São Paulo reclama

Erro prejudica cliente

, O Estado de S.Paulo

21 de outubro de 2010 | 00h00

Confusão sem fim da telefônica

Sou cliente da Telefônica há mais de 40 anos. Meu telefone foi cortado no dia 23/9, porque a empresa alega que estou inadimplente. Esse procedimento foi feito por meio de uma gravação. No dia seguinte, após entrar em contato, a atendente disse que a linha já estava em processo de religação. Em 28/9 entrei no site da Telefônica e, ao pesquisar o número de protocolo, soube que ele constava como "fechado". Telefonei à empresa para saber por que o protocolo estava fechado e fui informada de que, como eles não reconheceram o pagamento da conta, fecharam o protocolo. Reclamei e disseram que iriam reabri-lo com o mesmo número e o caso seria mandado para o setor de prioridades. Enquanto isso, estou sem linha telefônica. Fiz uma cópia do comprovante da operação de pagamento e enviei à Telefonica. Tenho uma carta protocolada, provando a entrega. Em 30/9, uma atendente ligou pedindo para eu encaminhar o comprovante por fax.

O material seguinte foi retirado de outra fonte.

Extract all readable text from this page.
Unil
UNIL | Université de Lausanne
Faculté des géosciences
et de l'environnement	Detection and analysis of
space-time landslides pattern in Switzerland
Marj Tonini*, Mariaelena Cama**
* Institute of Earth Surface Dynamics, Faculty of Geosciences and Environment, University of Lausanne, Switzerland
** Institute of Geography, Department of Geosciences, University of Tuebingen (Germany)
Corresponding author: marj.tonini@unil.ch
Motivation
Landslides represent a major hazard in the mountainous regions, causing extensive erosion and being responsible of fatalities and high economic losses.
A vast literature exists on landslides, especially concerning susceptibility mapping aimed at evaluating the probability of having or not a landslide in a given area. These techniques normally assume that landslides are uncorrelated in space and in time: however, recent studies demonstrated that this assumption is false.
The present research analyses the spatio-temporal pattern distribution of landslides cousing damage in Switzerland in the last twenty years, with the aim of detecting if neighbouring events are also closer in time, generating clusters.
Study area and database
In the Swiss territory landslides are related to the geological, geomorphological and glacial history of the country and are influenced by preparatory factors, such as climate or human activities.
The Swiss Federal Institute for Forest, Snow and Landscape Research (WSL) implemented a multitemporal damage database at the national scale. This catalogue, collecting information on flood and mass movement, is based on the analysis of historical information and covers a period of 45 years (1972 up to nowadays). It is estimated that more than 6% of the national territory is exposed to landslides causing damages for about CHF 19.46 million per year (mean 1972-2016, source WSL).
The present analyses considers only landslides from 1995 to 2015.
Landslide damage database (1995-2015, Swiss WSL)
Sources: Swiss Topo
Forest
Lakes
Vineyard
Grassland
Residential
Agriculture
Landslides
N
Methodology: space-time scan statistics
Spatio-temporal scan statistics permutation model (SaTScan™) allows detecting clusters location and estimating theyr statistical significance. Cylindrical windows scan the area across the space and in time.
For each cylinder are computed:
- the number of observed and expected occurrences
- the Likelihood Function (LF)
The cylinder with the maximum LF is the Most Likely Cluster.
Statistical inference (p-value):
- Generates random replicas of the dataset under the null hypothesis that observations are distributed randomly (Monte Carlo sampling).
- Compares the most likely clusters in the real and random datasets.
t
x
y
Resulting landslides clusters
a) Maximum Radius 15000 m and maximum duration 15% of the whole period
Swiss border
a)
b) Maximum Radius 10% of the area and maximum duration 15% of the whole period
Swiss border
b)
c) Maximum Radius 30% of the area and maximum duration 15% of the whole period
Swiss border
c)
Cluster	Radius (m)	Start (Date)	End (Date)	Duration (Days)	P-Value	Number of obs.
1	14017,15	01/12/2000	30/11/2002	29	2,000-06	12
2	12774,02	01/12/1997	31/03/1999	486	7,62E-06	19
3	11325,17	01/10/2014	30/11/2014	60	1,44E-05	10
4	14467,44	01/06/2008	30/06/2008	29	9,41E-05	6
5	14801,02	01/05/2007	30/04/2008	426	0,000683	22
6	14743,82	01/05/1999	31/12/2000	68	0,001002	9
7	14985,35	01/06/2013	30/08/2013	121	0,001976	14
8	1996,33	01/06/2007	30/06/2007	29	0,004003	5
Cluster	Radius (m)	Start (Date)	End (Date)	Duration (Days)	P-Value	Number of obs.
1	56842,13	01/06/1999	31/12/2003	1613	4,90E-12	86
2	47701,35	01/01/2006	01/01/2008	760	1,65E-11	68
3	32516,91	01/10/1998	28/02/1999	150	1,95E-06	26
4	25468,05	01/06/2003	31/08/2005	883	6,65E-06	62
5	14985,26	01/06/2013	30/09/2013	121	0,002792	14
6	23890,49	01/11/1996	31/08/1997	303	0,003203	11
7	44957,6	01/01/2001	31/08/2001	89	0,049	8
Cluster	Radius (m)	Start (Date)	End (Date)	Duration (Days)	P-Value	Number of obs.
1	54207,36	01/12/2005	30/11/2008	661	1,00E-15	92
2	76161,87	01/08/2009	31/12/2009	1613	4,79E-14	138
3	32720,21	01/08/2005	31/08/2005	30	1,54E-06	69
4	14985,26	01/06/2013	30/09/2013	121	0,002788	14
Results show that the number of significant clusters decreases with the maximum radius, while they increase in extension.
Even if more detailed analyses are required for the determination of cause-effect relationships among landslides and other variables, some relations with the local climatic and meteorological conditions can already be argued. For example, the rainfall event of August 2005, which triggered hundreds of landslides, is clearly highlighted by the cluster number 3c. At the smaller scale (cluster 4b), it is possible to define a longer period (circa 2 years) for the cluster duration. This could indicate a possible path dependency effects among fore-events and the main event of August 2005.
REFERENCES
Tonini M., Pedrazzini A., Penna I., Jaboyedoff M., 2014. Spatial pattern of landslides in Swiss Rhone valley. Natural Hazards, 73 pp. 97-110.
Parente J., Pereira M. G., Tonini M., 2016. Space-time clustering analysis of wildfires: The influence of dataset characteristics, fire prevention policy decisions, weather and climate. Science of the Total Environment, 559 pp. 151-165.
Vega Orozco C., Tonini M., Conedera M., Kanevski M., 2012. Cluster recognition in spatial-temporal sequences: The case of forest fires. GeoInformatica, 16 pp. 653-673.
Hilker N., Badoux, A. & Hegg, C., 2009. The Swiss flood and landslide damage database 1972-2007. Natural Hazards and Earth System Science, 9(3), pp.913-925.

Fiz isso e ainda acrescentei meu extrato bancário.

MARGARETE BUZO / SÃO PAULO

A Telefônica informa que reinstalou a linha da sra. Margarete. Acrescenta que creditará o valor correspondente ao período em que o serviço apresentou problema na conta com vencimento em 21/11. Diz que não conseguiu entrar em contato com ela por telefone, mas enviou um telegrama esclarecendo o assunto.

A leitora comenta: Em 15/10, recebi um telegrama da Telefônica cobrando a conta vencida em 21/7. Em 11/10, mandaram uma carta da empresa informando que eles enviariam meu nome ao SPC e à Serasa.

CRÍTICA

Faltam vagas em creche

É inaceitável que a fila de espera por vagas em creches tenha aumentado 44% na cidade de São Paulo em 2010. Mais de 125 mil crianças estão na fila, sem vaga nas creches, em evidente prejuízo para elas e seus pais, que não podem sair para trabalhar por não terem com quem deixar seus filhos. O prefeito de São Paulo, Gilberto Kassab (DEM), deve dar explicações aos paulistanos sobre esse quadro deplorável e sobre tamanho descalabro, eis que descumpriu flagrantemente suas promessas de campanha.

RENATO KHAIR / SÃO PAULO

A Secretaria Municipal de Educação responde que o número de crianças de 0 a 3 anos matriculadas entre 2005 e 2010 mais que dobrou, passando de 59 mil para 130.705. Acrescenta que o número de crianças matriculadas em setembro de 2007 era de 88 mil e hoje subiu para 130 mil. Alega que quanto mais se aumentam as vagas em creches, maior é a procura por parte das mães que passam a ver a possibilidade de atendimento, o que antes não era possível. Diz que a Prefeitura criou um mecanismo inédito de controle na internet, que informa quantas crianças aguardam atendimento para que as mães possam acompanhar a posição de seu filho na fila por vagas.

O leitor responde: A resposta dada pela Prefeitura é pífia e não convence.

PERIGO

Sinalização apagada

A Marginal do Pinheiros, em direção a Santo Amaro, está com a sinalização horizontal e a separação de faixas de trânsito apagadas no trecho em curva, na altura do Shopping Cidade Jardim. Gostaria que a Prefeitura estudasse a possibilidade de readequação da via.

SATORO MURAKATA / SÃO PAULO

A CET diz que elaborou projeto de manutenção da sinalização horizontal da Marginal do Pinheiros, pista expressa, entre as Pontes Engenheiro Ary Torres e Morumbi.

MUDANÇA DE REGRAS

Ações da Petrobrás

Fui surpreendido pelo meu banco com a informação de que, apesar de ter investido o FGTS anteriormente em ações da Petrobrás, não poderia fazê-lo novamente por ter o saldo zerado. Sou professor e, naquele período, trabalhava em mais de uma universidade e o fundo gestor, quando aplicou na compra das ações, escolheu aleatoriamente uma das contas para fazê-lo. Em nenhum momento fui informado sobre isso. Hoje tenho ainda fundos daquele período, mas de outro empregador e a Petrobrás (nem a CVM) não quer nem ouvir falar do meu interesse.

ARNALDO RYNGELBLUM / SÃO PAULO

A Petrobrás esclarece que as regras para uso do FGTS na compra de ações da recente oferta pública da companhia foram debatidas e decididas pelo Congresso Nacional e, posteriormente, aprovadas e transformadas em lei por meio da sanção do presidente Lula em junho, sem nenhuma interferência da Petrobrás.